The Nightly is an Australian daily digital newspaper, published by Seven West Media. Based in Western Australia, it is freely available and publishes on weekdays at 6 p.m. AEST (or AEDT during daylight savings).
History and operations
The Nightly is targeted at the east coast market, but unlike Seven West's eastern products, it is edited and produced in Western Australia.[1] Reportedly, Seven West owner Kerry Stokes was dissatisfied with the influence of the Seven Network in the eastern states, which is substantially lesser than that delivered by The West Australian, which is the only daily newspaper in that state.[1][2] By September 2024, eight-tenths of The Nightly's 2.84 million readers came from outside Western Australia.[3]The Nightly aimed to compete for readers of The Australian and Australian Financial Review.[4]Gina Rinehart, Chris Ellison, and Katie Page were early backers of the paper.[5][6]

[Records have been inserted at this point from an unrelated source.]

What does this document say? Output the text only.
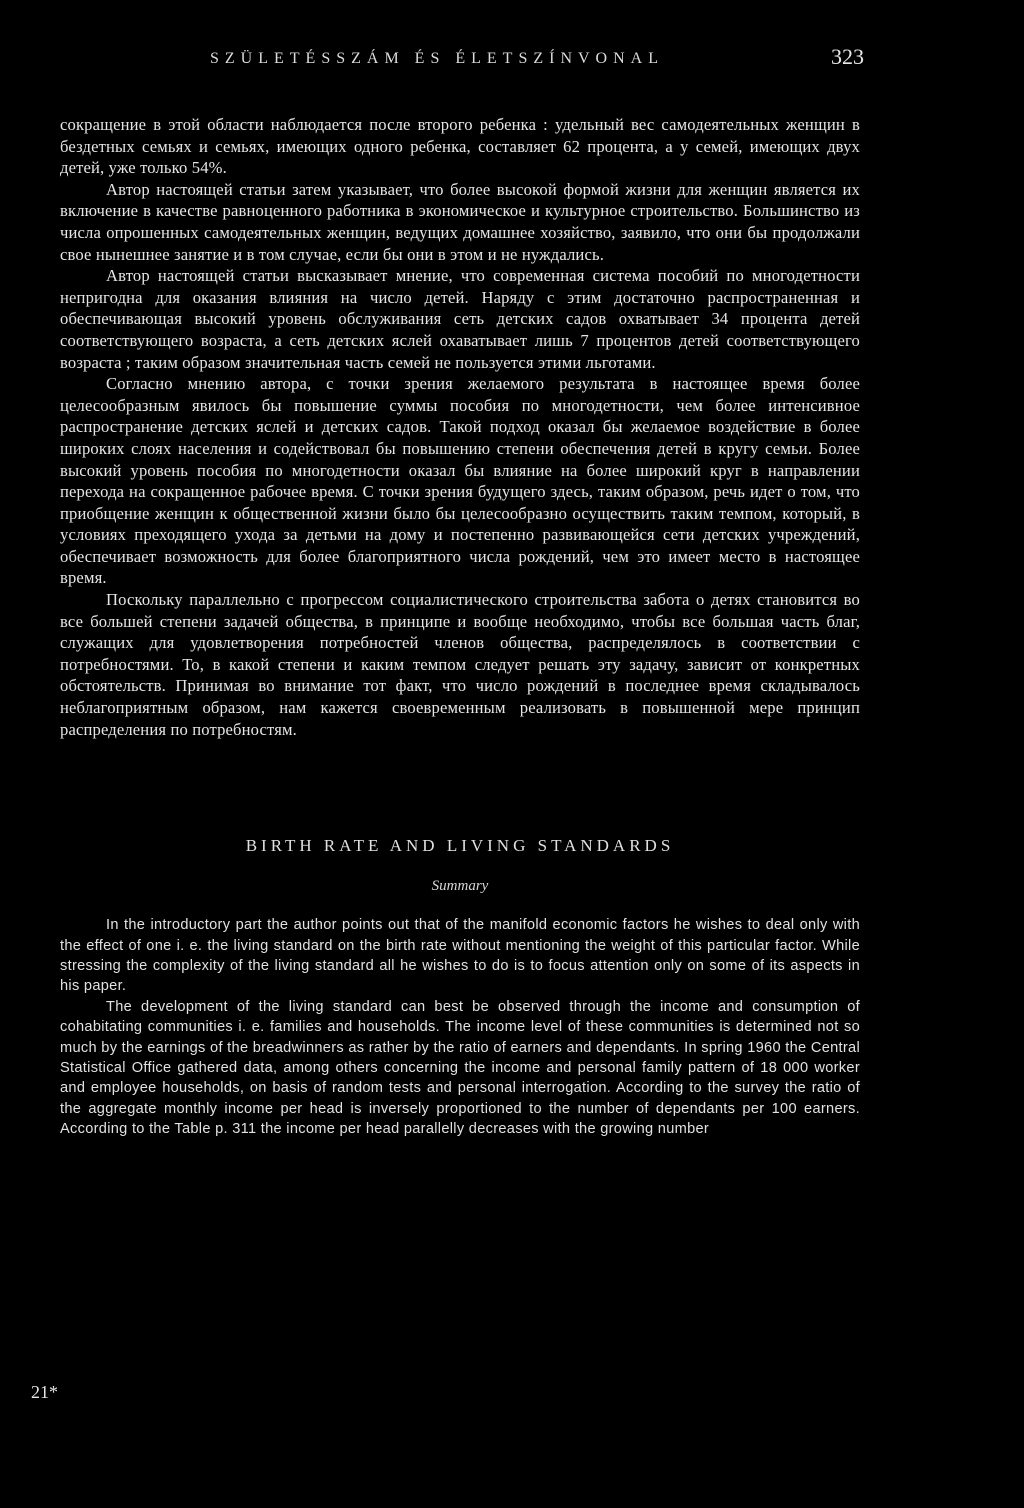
SZÜLETÉSSZÁM ÉS ÉLETSZÍNVONAL	323

сокращение в этой области наблюдается после второго ребенка : удельный вес самодеятельных женщин в бездетных семьях и семьях, имеющих одного ребенка, составляет 62 процента, а у семей, имеющих двух детей, уже только 54%.

Автор настоящей статьи затем указывает, что более высокой формой жизни для женщин является их включение в качестве равноценного работника в экономическое и культурное строительство. Большинство из числа опрошенных самодеятельных женщин, ведущих домашнее хозяйство, заявило, что они бы продолжали свое нынешнее занятие и в том случае, если бы они в этом и не нуждались.

Автор настоящей статьи высказывает мнение, что современная система пособий по многодетности непригодна для оказания влияния на число детей. Наряду с этим достаточно распространенная и обеспечивающая высокий уровень обслуживания сеть детских садов охватывает 34 процента детей соответствующего возраста, а сеть детских яслей охаватывает лишь 7 процентов детей соответствующего возраста ; таким образом значительная часть семей не пользуется этими льготами.

Согласно мнению автора, с точки зрения желаемого результата в настоящее время более целесообразным явилось бы повышение суммы пособия по многодетности, чем более интенсивное распространение детских яслей и детских садов. Такой подход оказал бы желаемое воздействие в более широких слоях населения и содействовал бы повышению степени обеспечения детей в кругу семьи. Более высокий уровень пособия по многодетности оказал бы влияние на более широкий круг в направлении перехода на сокращенное рабочее время. С точки зрения будущего здесь, таким образом, речь идет о том, что приобщение женщин к общественной жизни было бы целесообразно осуществить таким темпом, который, в условиях преходящего ухода за детьми на дому и постепенно развивающейся сети детских учреждений, обеспечивает возможность для более благоприятного числа рождений, чем это имеет место в настоящее время.

Поскольку параллельно с прогрессом социалистического строительства забота о детях становится во все большей степени задачей общества, в принципе и вообще необходимо, чтобы все большая часть благ, служащих для удовлетворения потребностей членов общества, распределялось в соответствии с потребностями. То, в какой степени и каким темпом следует решать эту задачу, зависит от конкретных обстоятельств. Принимая во внимание тот факт, что число рождений в последнее время складывалось неблагоприятным образом, нам кажется своевременным реализовать в повышенной мере принцип распределения по потребностям.

BIRTH RATE AND LIVING STANDARDS
Summary

In the introductory part the author points out that of the manifold economic factors he wishes to deal only with the effect of one i. e. the living standard on the birth rate without mentioning the weight of this particular factor. While stressing the complexity of the living standard all he wishes to do is to focus attention only on some of its aspects in his paper.

The development of the living standard can best be observed through the income and consumption of cohabitating communities i. e. families and households. The income level of these communities is determined not so much by the earnings of the breadwinners as rather by the ratio of earners and dependants. In spring 1960 the Central Statistical Office gathered data, among others concerning the income and personal family pattern of 18 000 worker and employee households, on basis of random tests and personal interrogation. According to the survey the ratio of the aggregate monthly income per head is inversely proportioned to the number of dependants per 100 earners. According to the Table p. 311 the income per head parallelly decreases with the growing number

21*
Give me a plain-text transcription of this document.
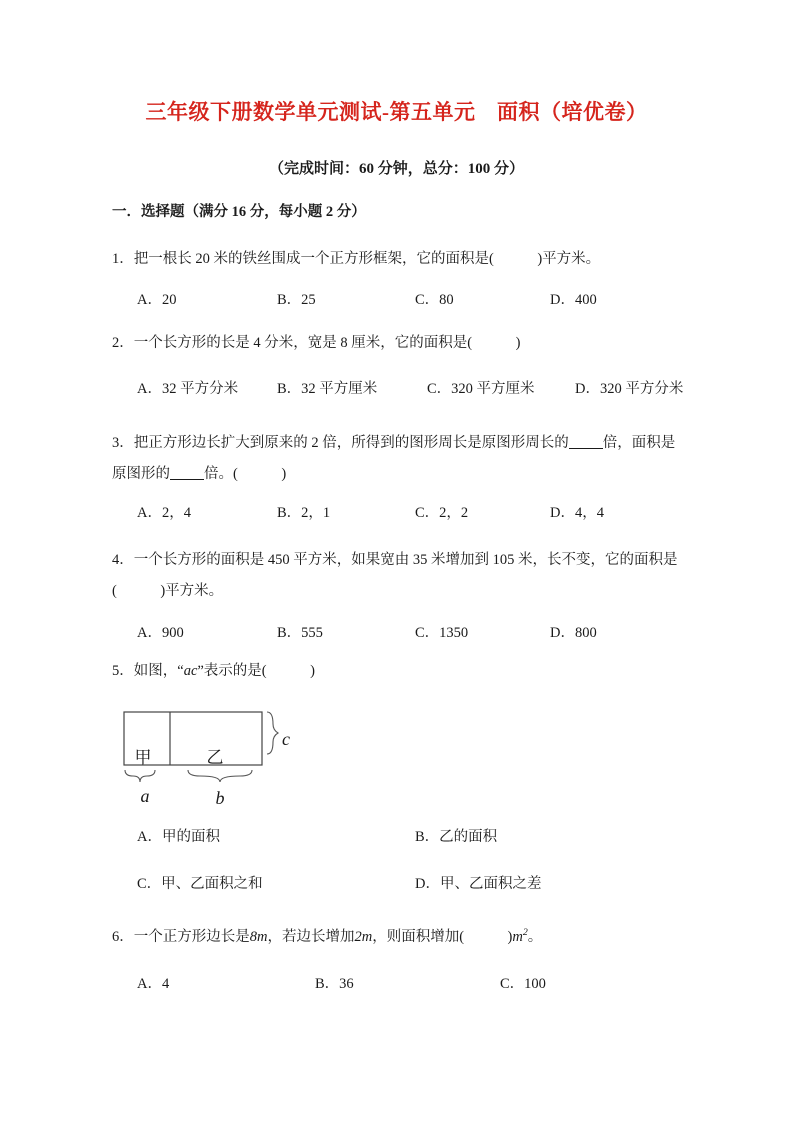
三年级下册数学单元测试-第五单元　面积（培优卷）
（完成时间：60 分钟，总分：100 分）
一．选择题（满分 16 分，每小题 2 分）
1．把一根长 20 米的铁丝围成一个正方形框架，它的面积是(　　　)平方米。
A．20	B．25	C．80	D．400
2．一个长方形的长是 4 分米，宽是 8 厘米，它的面积是(　　　)
A．32 平方分米	B．32 平方厘米	C．320 平方厘米	D．320 平方分米
3．把正方形边长扩大到原来的 2 倍，所得到的图形周长是原图形周长的 倍，面积是原图形的 倍。(　　　)
A．2，4	B．2，1	C．2，2	D．4，4
4．一个长方形的面积是 450 平方米，如果宽由 35 米增加到 105 米，长不变，它的面积是(　　　)平方米。
A．900	B．555	C．1350	D．800
5．如图，“ac”表示的是(　　　)
甲	乙
a	b
c
A．甲的面积	B．乙的面积
C．甲、乙面积之和	D．甲、乙面积之差
6．一个正方形边长是8m，若边长增加2m，则面积增加(　　　)$m^2$。
A．4	B．36	C．100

The paper operates from The West Australian's offices, although at launch half of its team worked from Sydney.[7][4] This is in order to take advantage of the time zone difference between Perth and the east coast to publish later in the day:[8] Seven West argued that audiences are now free during the evening rather than the morning.[5] The paper's website and app were developed with Google,[6] who also had input into the paper's design.[9] On its launch day, The Nightly's app was the most downloaded free app in Australia.[8]
Seven West trademarked the paper's name in November 2023.[10] Staff were drawn from other Seven West publications and headhunted from News Corp Australia.[11] Reportedly, The Nightly attempted to secure child journalist Leonardo Puglisi as a political columnist.[12] The paper was launched on 26 February 2024.[9] At launch, its editor-in-chief was Anthony De Ceglie, and Sarah-Jane Tasker was its editor.[11] De Ceglie moved to Seven West's television division and was replaced by Christopher Dore on an acting basis from May 2024,[13] until Dore was permanently appointed in August.[14]
Industry commentators expressed skepticism at the decision to launch a new digital publication in a crowded market with weakening advertising revenue.[1][15][11] However, De Ceglie claimed that the paper was profitable as of April 2024.[11]Ipsos data found that 1.808million people had read The Nightly in April, more than doubling its audience in March.[16]
The Nightly was the only department of Seven West Media not to have jobs cut in a mid-2024 round of redundancies.[17]
De Ceglie claimed that The Nightly targets the "mainstream middle" of Australian politics, but it has been described as a right-leaning publication.[5] The paper professes itself to be "economically conservative, socially progressive",[6][9] but its stance in practice has been unclear.[11]